For sports lovers, iron is a micronutrient that needs a lot of attention. This is due to the fact that it is responsible for transporting oxygen and producing all the necessary energy in order to fulfill your training.
Athletes who participate in endurance and high-performance sports may experience instability in iron levels. Many have considerable losses due to the exercise’s own mechanisms. On the other hand, menstruation causes this imbalance in women.
That said, let’s dig a little deeper into the importance of iron for physical performance.
Iron in humans
Iron is a very important mineral in the process in which the cellular tissue obtains the necessary oxygen to fulfill its functions optimally.
In fact, this nutrient is stored in organs such as the spleen, liver and bone marrow in the form of ferritin. In addition, it is present in significant amounts in myoglobin and hemoglobin, two proteins that participate in the transport of oxygen.
Why is iron important for physical performance?
If human beings need iron in our lives to have energy, all people who practice some physical activity need it even more.
In that sense, iron is important for the production of hemoglobin. This is the one that is responsible for transporting oxygen from the lungs to the muscles.
That is to say that if an athlete has a low level of hemoglobin, the amount of oxygen that will reach his muscles will be ephemeral with respect to what he needs. That way his aerobic abilities and physical performance would deteriorate.
Avoiding anemia is not a minor issue
The red blood cells, contained in the blood, are a tiny part of our human body that have a very important function: to transfer oxygen to all the tissues of our body.
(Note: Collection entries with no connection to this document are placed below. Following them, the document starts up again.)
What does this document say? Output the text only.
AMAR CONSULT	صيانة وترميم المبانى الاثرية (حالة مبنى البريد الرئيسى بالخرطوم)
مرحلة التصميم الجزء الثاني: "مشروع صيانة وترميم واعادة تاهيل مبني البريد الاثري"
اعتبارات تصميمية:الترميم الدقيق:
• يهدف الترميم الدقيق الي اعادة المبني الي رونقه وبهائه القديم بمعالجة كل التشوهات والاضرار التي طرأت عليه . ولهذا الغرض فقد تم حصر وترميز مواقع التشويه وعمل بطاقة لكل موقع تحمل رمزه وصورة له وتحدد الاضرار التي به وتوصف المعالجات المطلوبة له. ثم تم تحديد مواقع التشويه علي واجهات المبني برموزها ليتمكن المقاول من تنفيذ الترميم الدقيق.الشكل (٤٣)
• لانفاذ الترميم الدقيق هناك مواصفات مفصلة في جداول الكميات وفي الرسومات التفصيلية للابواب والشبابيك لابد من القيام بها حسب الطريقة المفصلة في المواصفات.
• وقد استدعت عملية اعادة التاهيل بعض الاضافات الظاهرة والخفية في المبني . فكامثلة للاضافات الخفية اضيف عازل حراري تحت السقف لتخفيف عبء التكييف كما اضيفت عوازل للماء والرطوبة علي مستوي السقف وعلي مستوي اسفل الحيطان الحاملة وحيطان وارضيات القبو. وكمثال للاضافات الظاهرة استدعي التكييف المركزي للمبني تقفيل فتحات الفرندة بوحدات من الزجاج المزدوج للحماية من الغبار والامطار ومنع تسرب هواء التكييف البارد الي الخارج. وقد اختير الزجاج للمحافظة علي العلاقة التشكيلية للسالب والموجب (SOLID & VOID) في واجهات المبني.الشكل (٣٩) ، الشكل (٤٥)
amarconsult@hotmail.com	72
When we suffer from anemia the body does not have enough iron, and consequently produces less red blood cells or generates them too small. In this context, you will feel tired body and fatigue.
When your blood has a vast amount of red blood cells, you will perform better in your day and you will have the ability to quickly recover the lost energy. Now, athletes, although they may not have anemia, may suffer at some point from the so-called anemia of the athlete.
What is the athlete’s anemia?
This anemia consists of a relative reduction of red blood cells that causes the athlete to lose their physical performance . It happens especially with people who carry out resistance exercises or those who do intense workouts.
It can happen by maintaining an inadequate supply of iron in relation to its depletion by physical effort. In addition, the situation can be aggravated if the sweating is abundant.
Among the causes that can cause an iron deficiency in the athlete are:
- Low dietary intake of iron.
- Low consumption of foods that contribute to the absorption of iron. Foods of vegetable origin have lower levels than meat.
- Loss of iron through sweat.
Bioavailability of iron
We speak of bioavailability when we refer to the biological use that the organism can make of iron efficiently. Remember that the amount of iron consumed is not equal to the amount absorbed.
Bioavailability depends in large part on the chemical form in which iron is ingested. There are two types:
- Heme iron, which is consumed through meats, fish, organ meats, shellfish, mussels, among others, and which has a high bioavailability.
- On the other hand, iron is not heme, which we eat through vegetables, vegetables, cereals enriched with iron, legumes, fried oil seeds, such as nuts, hazelnuts, almonds and pistachios. These are of medium-low bioavailability.
How to avoid iron deficiency?
Basically eat foods rich in iron. For example:
- Lentils
- Green peas
- Beans
- Chicken
- Red meats
- Liver
- Soy
- Peanut butter
- Plums and raisins
- Spinach
- Kale
- Apricot
- Cockles
- Wholemeal bread
- Oats
Techniques that favor the absorption of iron
Next we will offer you some very useful recommendations that favor the absorption of this mineral:
- Eat foods rich in vitamin C.
- Soak legumes and cereals for 24 hours.
- Increase consumption of foods with non-heme iron, such as fish and red meat.
- Do not use techniques such as freezing and strong thermal treatments, since they transform non-heme iron into heme iron and hinder its absorption.
- Avoid coffee, tea, chocolate and red wine.
- Reduce the consumption of vinegar.
In short, a good diet should be based on iron consumption if you want to maintain an adequate physical performance . Perhaps you have not noticed the importance of this mineral, but remember that you will do better if you keep your iron levels high.